Industri mebel dan kerajinan juga berikhtiar mendiversifikasi pasar. Abdul bilang, HIMKI melirik peluang di kawasan Eropa, Timur Tengah, Asia Selatan, Afrika, hingga Oceania untuk penetrasi produk premium dan niche market.
Abdul menyampaikan, HIMKI juga ingin memperkuat pasar domestik. Pertumbuhan pasar dalam negeri sebesar 20% – 25% dalam tiga tahun ke depan akan menjadi buffer penting di tengah fluktuasi pasar ekspor.
Catatan Abdul, HIMKI tetap mendorong pemerintah mengintensifkan diplomasi dagang bilateral dengan AS. Tujuannya agar ruang negosiasi penyesuaian tarif tetap terbuka. Aprisindo juga menyerukan hal yang sama. “Kami mendukung dan menaruh harapan besar pada upaya negosiasi yang pemerintah lakukan,” kata Billie.
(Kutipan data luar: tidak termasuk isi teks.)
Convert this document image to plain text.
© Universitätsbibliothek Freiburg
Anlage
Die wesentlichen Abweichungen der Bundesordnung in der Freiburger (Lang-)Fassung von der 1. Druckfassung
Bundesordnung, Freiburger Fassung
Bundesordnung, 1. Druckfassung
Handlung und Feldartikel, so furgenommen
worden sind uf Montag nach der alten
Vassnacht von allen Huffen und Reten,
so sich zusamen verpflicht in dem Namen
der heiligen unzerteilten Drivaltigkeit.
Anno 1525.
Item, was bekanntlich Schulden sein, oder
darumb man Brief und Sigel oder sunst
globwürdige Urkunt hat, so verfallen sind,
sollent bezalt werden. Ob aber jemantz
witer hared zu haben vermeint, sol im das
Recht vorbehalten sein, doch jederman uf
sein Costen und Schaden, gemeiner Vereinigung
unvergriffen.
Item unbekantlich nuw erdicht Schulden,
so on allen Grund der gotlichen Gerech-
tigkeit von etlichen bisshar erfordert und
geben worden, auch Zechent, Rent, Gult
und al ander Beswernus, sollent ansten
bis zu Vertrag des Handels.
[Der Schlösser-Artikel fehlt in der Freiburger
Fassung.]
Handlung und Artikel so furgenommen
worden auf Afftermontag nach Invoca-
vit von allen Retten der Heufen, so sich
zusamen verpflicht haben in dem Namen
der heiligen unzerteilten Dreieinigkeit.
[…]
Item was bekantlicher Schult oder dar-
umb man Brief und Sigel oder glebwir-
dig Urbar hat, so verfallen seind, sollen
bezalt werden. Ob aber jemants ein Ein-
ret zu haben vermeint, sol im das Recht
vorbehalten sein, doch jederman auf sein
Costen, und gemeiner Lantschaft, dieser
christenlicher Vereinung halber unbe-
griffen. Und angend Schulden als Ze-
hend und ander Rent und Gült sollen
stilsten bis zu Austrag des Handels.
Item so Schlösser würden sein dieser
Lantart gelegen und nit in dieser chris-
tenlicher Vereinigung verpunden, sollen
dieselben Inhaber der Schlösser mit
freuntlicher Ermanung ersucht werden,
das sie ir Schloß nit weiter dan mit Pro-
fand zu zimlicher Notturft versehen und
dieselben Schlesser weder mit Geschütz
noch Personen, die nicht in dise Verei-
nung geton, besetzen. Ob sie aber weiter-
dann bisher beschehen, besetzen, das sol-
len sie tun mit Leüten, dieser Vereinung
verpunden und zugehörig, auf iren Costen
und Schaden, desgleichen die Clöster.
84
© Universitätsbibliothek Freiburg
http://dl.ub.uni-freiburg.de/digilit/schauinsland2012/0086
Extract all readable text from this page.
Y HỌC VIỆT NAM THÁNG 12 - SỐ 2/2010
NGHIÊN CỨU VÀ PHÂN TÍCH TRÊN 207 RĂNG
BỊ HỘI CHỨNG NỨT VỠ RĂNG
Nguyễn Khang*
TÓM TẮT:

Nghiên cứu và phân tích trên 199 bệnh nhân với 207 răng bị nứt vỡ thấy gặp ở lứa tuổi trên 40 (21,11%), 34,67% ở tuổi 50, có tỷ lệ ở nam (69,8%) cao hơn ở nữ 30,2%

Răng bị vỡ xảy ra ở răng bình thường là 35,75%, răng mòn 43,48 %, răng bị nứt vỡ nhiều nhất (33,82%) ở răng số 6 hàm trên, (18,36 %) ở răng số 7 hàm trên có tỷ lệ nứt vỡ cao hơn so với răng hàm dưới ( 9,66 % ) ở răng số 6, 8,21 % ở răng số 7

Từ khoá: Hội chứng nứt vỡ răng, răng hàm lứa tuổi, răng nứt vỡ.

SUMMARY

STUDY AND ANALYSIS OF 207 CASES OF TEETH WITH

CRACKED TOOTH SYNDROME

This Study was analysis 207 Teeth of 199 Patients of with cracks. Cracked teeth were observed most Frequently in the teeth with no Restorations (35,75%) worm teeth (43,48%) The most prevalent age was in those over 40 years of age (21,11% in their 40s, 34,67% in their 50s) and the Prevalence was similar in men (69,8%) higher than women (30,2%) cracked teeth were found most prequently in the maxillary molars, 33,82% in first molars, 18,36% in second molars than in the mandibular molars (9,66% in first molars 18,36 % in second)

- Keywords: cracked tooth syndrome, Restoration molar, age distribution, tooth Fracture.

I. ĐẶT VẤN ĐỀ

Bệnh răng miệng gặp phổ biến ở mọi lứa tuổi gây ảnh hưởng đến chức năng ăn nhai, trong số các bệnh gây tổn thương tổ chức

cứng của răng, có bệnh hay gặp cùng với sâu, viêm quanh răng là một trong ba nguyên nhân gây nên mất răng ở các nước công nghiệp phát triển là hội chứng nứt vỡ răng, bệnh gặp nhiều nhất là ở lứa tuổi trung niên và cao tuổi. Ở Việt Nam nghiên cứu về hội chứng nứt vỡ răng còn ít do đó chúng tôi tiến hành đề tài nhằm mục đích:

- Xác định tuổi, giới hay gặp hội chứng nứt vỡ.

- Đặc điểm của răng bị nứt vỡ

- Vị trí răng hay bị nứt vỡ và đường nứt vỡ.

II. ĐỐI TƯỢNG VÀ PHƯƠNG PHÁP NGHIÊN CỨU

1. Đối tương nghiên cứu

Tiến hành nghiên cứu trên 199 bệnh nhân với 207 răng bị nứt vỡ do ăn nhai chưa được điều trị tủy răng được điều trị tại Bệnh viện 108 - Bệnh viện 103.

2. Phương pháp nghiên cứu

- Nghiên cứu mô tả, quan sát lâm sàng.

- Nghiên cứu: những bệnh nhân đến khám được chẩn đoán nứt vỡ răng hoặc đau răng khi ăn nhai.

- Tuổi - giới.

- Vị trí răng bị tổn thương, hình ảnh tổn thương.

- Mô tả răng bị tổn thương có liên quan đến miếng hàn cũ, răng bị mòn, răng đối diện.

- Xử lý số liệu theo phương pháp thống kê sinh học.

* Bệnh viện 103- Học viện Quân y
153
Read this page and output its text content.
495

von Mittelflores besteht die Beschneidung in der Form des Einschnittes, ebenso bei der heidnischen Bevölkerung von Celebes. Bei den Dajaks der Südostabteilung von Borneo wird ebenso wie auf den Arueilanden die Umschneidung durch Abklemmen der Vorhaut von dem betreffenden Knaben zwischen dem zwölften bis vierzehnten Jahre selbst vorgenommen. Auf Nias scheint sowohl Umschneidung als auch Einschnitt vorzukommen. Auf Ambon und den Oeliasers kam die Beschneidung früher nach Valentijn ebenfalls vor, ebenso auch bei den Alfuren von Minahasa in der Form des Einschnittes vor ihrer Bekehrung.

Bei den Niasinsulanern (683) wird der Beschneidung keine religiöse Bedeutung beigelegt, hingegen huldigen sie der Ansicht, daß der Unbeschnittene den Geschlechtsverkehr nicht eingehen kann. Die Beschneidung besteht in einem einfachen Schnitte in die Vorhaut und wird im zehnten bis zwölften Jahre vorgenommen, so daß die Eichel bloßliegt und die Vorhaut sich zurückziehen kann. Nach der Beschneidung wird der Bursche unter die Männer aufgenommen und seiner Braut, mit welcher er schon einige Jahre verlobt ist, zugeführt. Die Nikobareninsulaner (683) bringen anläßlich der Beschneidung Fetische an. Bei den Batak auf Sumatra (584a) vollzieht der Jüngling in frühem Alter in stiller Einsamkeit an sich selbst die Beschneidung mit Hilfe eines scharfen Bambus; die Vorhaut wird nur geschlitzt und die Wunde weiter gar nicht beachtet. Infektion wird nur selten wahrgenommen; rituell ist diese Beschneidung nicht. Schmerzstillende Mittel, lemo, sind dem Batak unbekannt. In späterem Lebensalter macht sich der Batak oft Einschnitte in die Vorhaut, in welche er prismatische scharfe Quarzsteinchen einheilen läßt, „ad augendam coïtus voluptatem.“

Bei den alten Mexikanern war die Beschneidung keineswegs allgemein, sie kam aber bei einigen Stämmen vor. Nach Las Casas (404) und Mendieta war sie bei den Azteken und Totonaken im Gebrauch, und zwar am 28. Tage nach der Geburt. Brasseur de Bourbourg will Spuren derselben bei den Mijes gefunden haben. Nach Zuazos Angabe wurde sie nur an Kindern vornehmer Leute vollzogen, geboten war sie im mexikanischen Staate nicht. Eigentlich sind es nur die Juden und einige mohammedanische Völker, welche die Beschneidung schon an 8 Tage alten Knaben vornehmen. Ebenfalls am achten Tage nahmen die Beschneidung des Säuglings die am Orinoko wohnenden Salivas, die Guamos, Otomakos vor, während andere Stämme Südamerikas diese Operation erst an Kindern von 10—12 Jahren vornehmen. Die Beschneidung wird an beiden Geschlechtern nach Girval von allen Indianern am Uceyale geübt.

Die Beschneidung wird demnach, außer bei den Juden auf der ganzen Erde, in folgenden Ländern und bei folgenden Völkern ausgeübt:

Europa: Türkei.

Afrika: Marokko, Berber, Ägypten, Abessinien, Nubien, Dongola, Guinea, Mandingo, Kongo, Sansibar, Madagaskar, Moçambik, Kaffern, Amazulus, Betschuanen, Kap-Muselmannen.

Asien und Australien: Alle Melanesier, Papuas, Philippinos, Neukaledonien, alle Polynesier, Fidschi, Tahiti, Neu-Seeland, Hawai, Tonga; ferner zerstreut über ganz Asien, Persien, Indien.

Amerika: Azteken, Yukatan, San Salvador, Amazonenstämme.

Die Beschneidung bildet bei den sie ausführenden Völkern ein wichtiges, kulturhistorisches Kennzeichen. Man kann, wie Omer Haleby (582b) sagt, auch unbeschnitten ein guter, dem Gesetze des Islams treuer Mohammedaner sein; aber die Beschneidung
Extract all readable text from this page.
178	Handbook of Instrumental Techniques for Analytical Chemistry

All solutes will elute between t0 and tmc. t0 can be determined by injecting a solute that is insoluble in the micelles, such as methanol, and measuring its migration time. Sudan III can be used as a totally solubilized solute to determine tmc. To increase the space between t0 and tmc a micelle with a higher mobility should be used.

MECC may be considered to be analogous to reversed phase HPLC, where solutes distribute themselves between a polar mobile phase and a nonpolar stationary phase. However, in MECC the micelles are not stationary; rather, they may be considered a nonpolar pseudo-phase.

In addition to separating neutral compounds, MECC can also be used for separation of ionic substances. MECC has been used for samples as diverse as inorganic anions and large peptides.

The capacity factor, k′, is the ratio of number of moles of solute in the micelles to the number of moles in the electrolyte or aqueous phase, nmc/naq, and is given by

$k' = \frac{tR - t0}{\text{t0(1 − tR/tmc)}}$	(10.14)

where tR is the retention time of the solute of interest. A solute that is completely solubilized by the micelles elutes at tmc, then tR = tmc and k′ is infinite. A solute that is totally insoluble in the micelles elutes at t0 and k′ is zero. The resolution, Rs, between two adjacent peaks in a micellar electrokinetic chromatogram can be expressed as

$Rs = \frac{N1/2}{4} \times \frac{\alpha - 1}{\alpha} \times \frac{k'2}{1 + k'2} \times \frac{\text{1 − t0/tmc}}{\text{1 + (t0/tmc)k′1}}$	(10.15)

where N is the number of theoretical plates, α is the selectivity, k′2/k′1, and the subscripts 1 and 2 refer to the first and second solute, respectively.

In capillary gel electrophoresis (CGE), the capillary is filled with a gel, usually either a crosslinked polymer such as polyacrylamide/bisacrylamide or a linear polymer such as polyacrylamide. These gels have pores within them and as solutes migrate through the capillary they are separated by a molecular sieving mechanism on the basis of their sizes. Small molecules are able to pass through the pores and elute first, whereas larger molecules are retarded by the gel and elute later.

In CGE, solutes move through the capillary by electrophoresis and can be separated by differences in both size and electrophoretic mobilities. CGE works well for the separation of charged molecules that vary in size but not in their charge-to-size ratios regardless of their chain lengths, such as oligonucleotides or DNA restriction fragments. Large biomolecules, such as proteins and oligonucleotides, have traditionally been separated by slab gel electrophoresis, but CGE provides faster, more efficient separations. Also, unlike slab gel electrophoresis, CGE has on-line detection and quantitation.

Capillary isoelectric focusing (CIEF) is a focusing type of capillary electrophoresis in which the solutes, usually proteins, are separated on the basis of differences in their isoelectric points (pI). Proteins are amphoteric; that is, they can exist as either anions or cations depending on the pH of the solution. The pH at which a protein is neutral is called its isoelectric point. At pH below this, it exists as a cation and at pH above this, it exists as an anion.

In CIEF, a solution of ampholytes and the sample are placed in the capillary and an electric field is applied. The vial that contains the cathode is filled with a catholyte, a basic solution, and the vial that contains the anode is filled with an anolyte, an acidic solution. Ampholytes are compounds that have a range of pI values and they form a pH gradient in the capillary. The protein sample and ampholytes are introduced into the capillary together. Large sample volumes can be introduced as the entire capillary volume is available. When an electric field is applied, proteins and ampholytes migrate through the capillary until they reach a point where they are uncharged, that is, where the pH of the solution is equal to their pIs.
Sembari melanjutkan negosiasi, Billie berharap ada antisipasi dan proteksi dari pemerintah. Ini bisa melalui program insentif agar proses produksi tetap berjalan. Harapan lainnya adalah mempercepat perundingan Indonesia-European Union Comprehensive Economic Partnership Agreement (IEU-CEPA).
Dengan begitu, produk Indonesia punya akses pasar baru, dan tidak tertinggal dengan kompetitor seperti Vietnam yang sudah punya perjanjian serupa. “Aprisindo juga mendorong pemerintah untuk terus memperbaiki iklim investasi yang kondusif dan kemudahan berusaha, supaya bisa tetap kompetitif dengan ketidakpastian eksternal seperti ini,” tandas Billie.
Sebelumnya, Kementerian Perindustrian (Kemenperin) menyampaikan kesiapannya melanjutkan negosiasi guna menjaga akses ekspor produk manufaktur Indonesia. Menteri Perindustrian Agus Gumiwang Kartasasmita mengatakan, pemerintah juga tengah menyiapkan berbagai strategi.
Ini termasuk liberalisasi tarif, penguatan regulasi teknis, peningkatan kepatuhan industri terhadap standar internasional, maupun optimalisasi kerja sama teknis bilateral dan multilateral. Menurut Agus, produk-produk manufaktur Indonesia masih punya daya saing dibandingkan dengan sejumlah negara pesaing.
Ia mencontohkan produk tekstil dan alas kaki Indonesia yang masih kompetitif. Misalnya, dibandingkan dengan tekstil dan alas kaki asal Bangladesh yang akan dikenakan tarif resiprokal sebesar 35%. Kemudian, produk makanan olahan Indonesia kompetitif dibanding produk serupa dari Thailand yang akan dikenakan tarif sebesar 36% oleh AS.
Pemerintah berkomitmen memfasilitasi kebutuhan industri. Tujuannya agar dapat terus bersaing dan bertransformasi dalam kerangka ekonomi berkelanjutan. “Kita perkuat kapasitas industri dari hulu ke hilir, perbaiki data dan sistem pelacakan, serta pastikan seluruh aktor rantai pasok memahami arah kebijakan global yang terus berkembang,” ungkap Agus melalui keterangan tertulis yang disiarkan Selasa (8/7).